Nürnberg / 04. Dezember 2023 - 07. Dezember 2023
15th IEEE International Workshop on Information Forensics and Security
Vom 4. bis 7. Dezember 2023 findet in Nürnberg die 15th IEEE International Workshop on Information Forensics and Security (WIFS) statt. Mit Beiträgen zur synthetischen Spracherkennung und Audiophylogenie wird das Fraunhofer IDMT aktuelle Forschungsaktivitäten im Bereich der Medienforensik vorstellen.
Artem Yaroshchuk, Christoforos Papastergiopoulos, Luca Cuccovillo, Patrick Aichroth, Konstantinos Votis, Dimitrios Tzovaras
This paper introduces a multilingual, multispeaker dataset composed of synthetic and natural speech, designed to foster research and benchmarking in synthetic speech detection. The dataset encompasses 18,993 audio utterances synthesized from text, alongside with their corresponding natural equivalents, representing approximately 17 hours of synthetic audio data. The dataset features synthetic speech generated by 156 voices spanning three languages, namely, English, German, and Spanish, with a balanced gender representation. It targets state-of-the-art synthesis methods, and has been released with a license allowing seamless extension and redistribution by the research community.

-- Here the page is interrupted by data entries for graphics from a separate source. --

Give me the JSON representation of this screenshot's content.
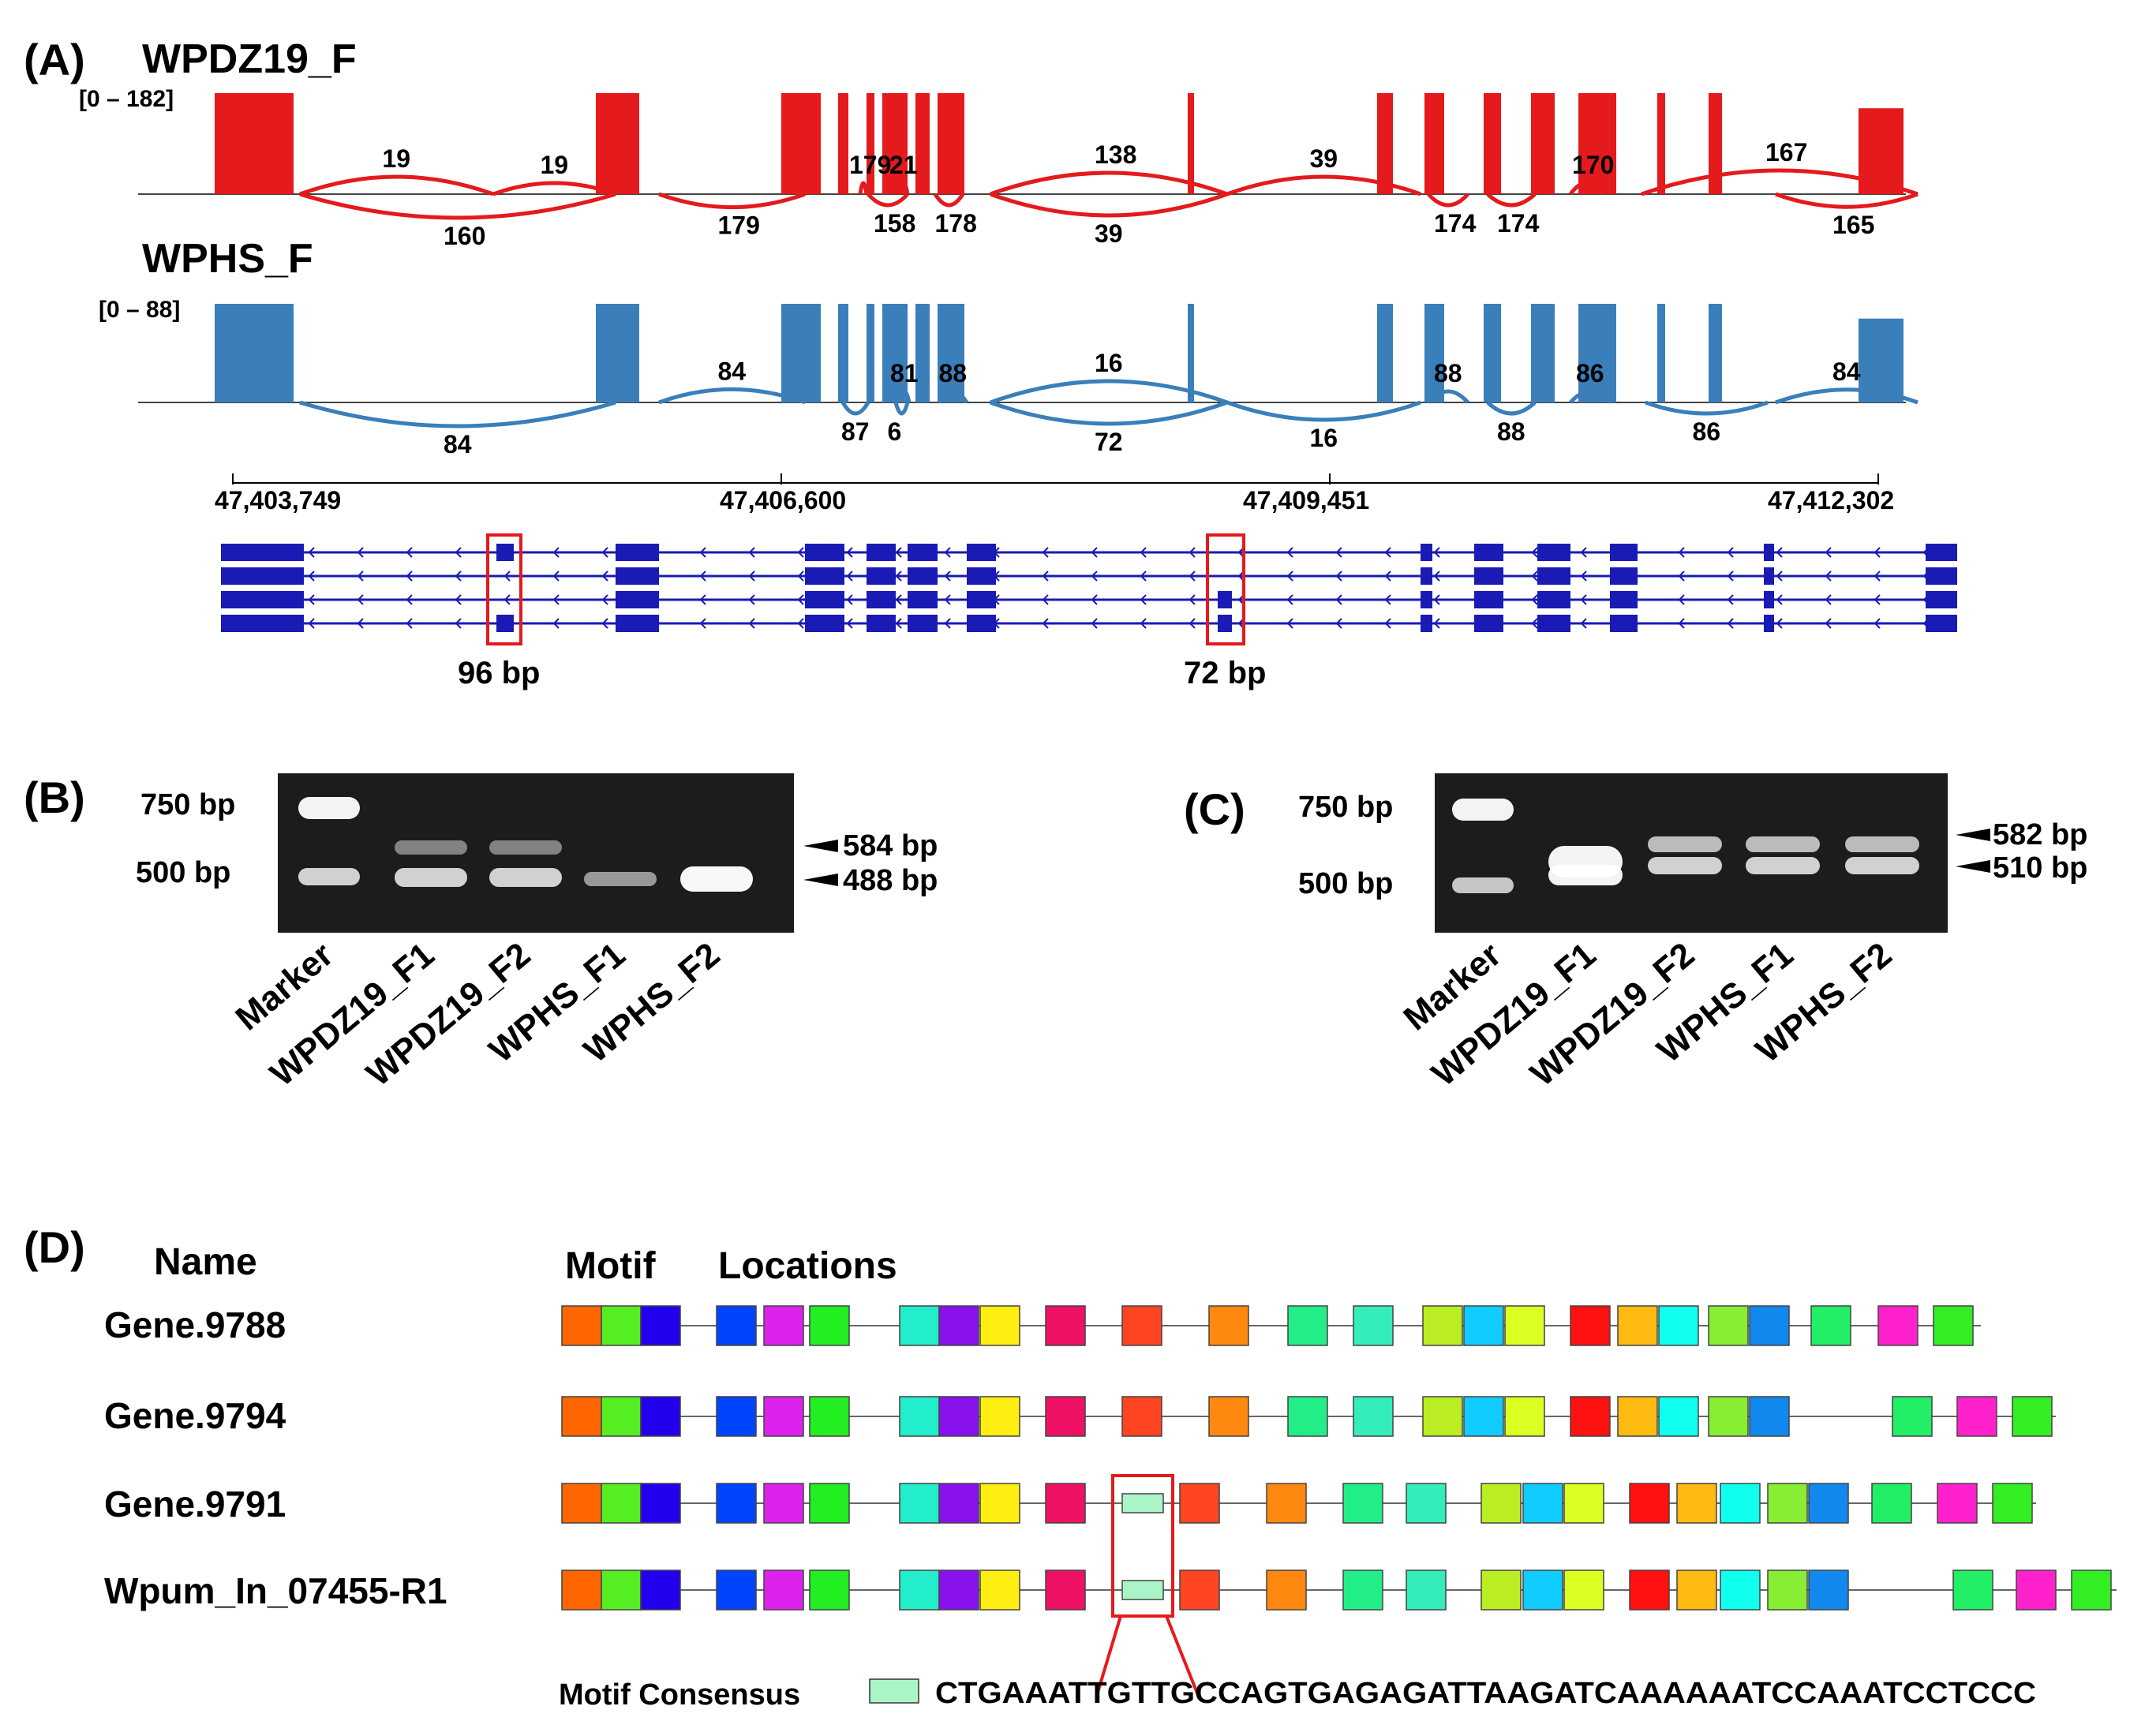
{
  "panelA": {
    "label": "(A)",
    "tracks": [
      {
        "name": "WPDZ19_F",
        "range": "[0 – 182]",
        "color": "#e41a1c",
        "juncs_above": [
          {
            "v": "19",
            "from": 380,
            "to": 625
          },
          {
            "v": "19",
            "from": 625,
            "to": 780
          },
          {
            "v": "179",
            "from": 1090,
            "to": 1098
          },
          {
            "v": "21",
            "from": 1140,
            "to": 1150
          },
          {
            "v": "138",
            "from": 1255,
            "to": 1555
          },
          {
            "v": "39",
            "from": 1555,
            "to": 1800
          },
          {
            "v": "170",
            "from": 1990,
            "to": 2030
          },
          {
            "v": "167",
            "from": 2080,
            "to": 2430
          }
        ],
        "juncs_below": [
          {
            "v": "160",
            "from": 380,
            "to": 780
          },
          {
            "v": "179",
            "from": 835,
            "to": 1020
          },
          {
            "v": "158",
            "from": 1100,
            "to": 1150
          },
          {
            "v": "178",
            "from": 1185,
            "to": 1220
          },
          {
            "v": "39",
            "from": 1255,
            "to": 1555
          },
          {
            "v": "174",
            "from": 1810,
            "to": 1860
          },
          {
            "v": "174",
            "from": 1885,
            "to": 1945
          },
          {
            "v": "165",
            "from": 2250,
            "to": 2430
          }
        ]
      },
      {
        "name": "WPHS_F",
        "range": "[0 – 88]",
        "color": "#3a7fba",
        "juncs_above": [
          {
            "v": "84",
            "from": 835,
            "to": 1020
          },
          {
            "v": "81",
            "from": 1140,
            "to": 1152
          },
          {
            "v": "88",
            "from": 1190,
            "to": 1225
          },
          {
            "v": "16",
            "from": 1255,
            "to": 1555
          },
          {
            "v": "88",
            "from": 1810,
            "to": 1860
          },
          {
            "v": "86",
            "from": 1990,
            "to": 2040
          },
          {
            "v": "84",
            "from": 2250,
            "to": 2430
          }
        ],
        "juncs_below": [
          {
            "v": "84",
            "from": 380,
            "to": 780
          },
          {
            "v": "87",
            "from": 1068,
            "to": 1100
          },
          {
            "v": "6",
            "from": 1135,
            "to": 1150
          },
          {
            "v": "72",
            "from": 1255,
            "to": 1555
          },
          {
            "v": "16",
            "from": 1555,
            "to": 1800
          },
          {
            "v": "88",
            "from": 1885,
            "to": 1945
          },
          {
            "v": "86",
            "from": 2085,
            "to": 2240
          }
        ]
      }
    ],
    "axis": {
      "ticks": [
        "47,403,749",
        "47,406,600",
        "47,409,451",
        "47,412,302"
      ]
    },
    "gene_model": {
      "color": "#1a1ab4",
      "box_labels": [
        "96 bp",
        "72 bp"
      ]
    }
  },
  "panelB": {
    "label": "(B)",
    "markers": [
      "750 bp",
      "500 bp"
    ],
    "bands": [
      "584 bp",
      "488 bp"
    ],
    "lanes": [
      "Marker",
      "WPDZ19_F1",
      "WPDZ19_F2",
      "WPHS_F1",
      "WPHS_F2"
    ]
  },
  "panelC": {
    "label": "(C)",
    "markers": [
      "750 bp",
      "500 bp"
    ],
    "bands": [
      "582 bp",
      "510 bp"
    ],
    "lanes": [
      "Marker",
      "WPDZ19_F1",
      "WPDZ19_F2",
      "WPHS_F1",
      "WPHS_F2"
    ]
  },
  "panelD": {
    "label": "(D)",
    "name_header": "Name",
    "motif_header": "Motif",
    "locations_header": "Locations",
    "genes": [
      "Gene.9788",
      "Gene.9794",
      "Gene.9791",
      "Wpum_In_07455-R1"
    ],
    "consensus_label": "Motif Consensus",
    "consensus_seq": "CTGAAATTGTTGCCAGTGAGAGATTAAGATCAAAAAATCCAAATCCTCCC",
    "motif_colors": [
      "#ff6600",
      "#55ee22",
      "#2200ee",
      "#0044ff",
      "#dd22ee",
      "#22ee22",
      "#22eecc",
      "#8811ee",
      "#ffee11",
      "#ee1166",
      "#ff4422",
      "#ff8811",
      "#22ee88",
      "#33eebb",
      "#bbee22",
      "#11ccff",
      "#ddff22",
      "#ff1111",
      "#ffbb11",
      "#11ffee",
      "#88ee33",
      "#1188ee",
      "#22ee66",
      "#ff22cc",
      "#33ee22",
      "#aaf5c8"
    ]
  }
}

The paper will be presented on December 5 at 16.00.
Milica Gerhardt, Luca Cuccovillo, Patrick Aichroth
In this study we propose a novel approach to audio phylogeny, i.e. the detection of relationships and transformations within a set of near-duplicate audio items, by leveraging a deep neural network for efficiency and extensibility. Unlike existing methods, our approach detects transformations between nodes in one step, and the transformation set can be expanded by retraining the neural network without excessive computational costs. We evaluated our method against the state of the art using a self-created and publicly released dataset, observing a superior performance in reconstructing phylogenetic trees and heightened transformation detection accuracy. Moreover, the ability to detect a wide range of transformations and to extend the transformation set make the approach suitable for various applications.
The paper will be presented on December 5 at 16.00.
Luca Cuccovillo, Milica Gerhardt, Patrick Aichroth
In this paper, we address the challenge of synthetic speech detection, which has become increasingly important due to the latest advancements in text-to-speech and voice conversion technologies. We propose a novel multi-task neural network architecture, designed to be interpretable and specifically tailored for audio signals. The architecture includes a feature bottleneck, used to autoencode the input spectrogram, predict the fundamental frequency (f0) trajectory, and classify the speech as synthetic or natural. Hence, the synthesis detection can be considered a byproduct of attending to the energy distribution among vocal formants, providing a clear understanding of which characteristics of the input signal influence the final outcome. Our evaluation on the ASVspoof 2019 LA partition indicates better performance than the current state of the art, with an AUC score of 0.900.
The paper will be presented on December 7 at 9.00.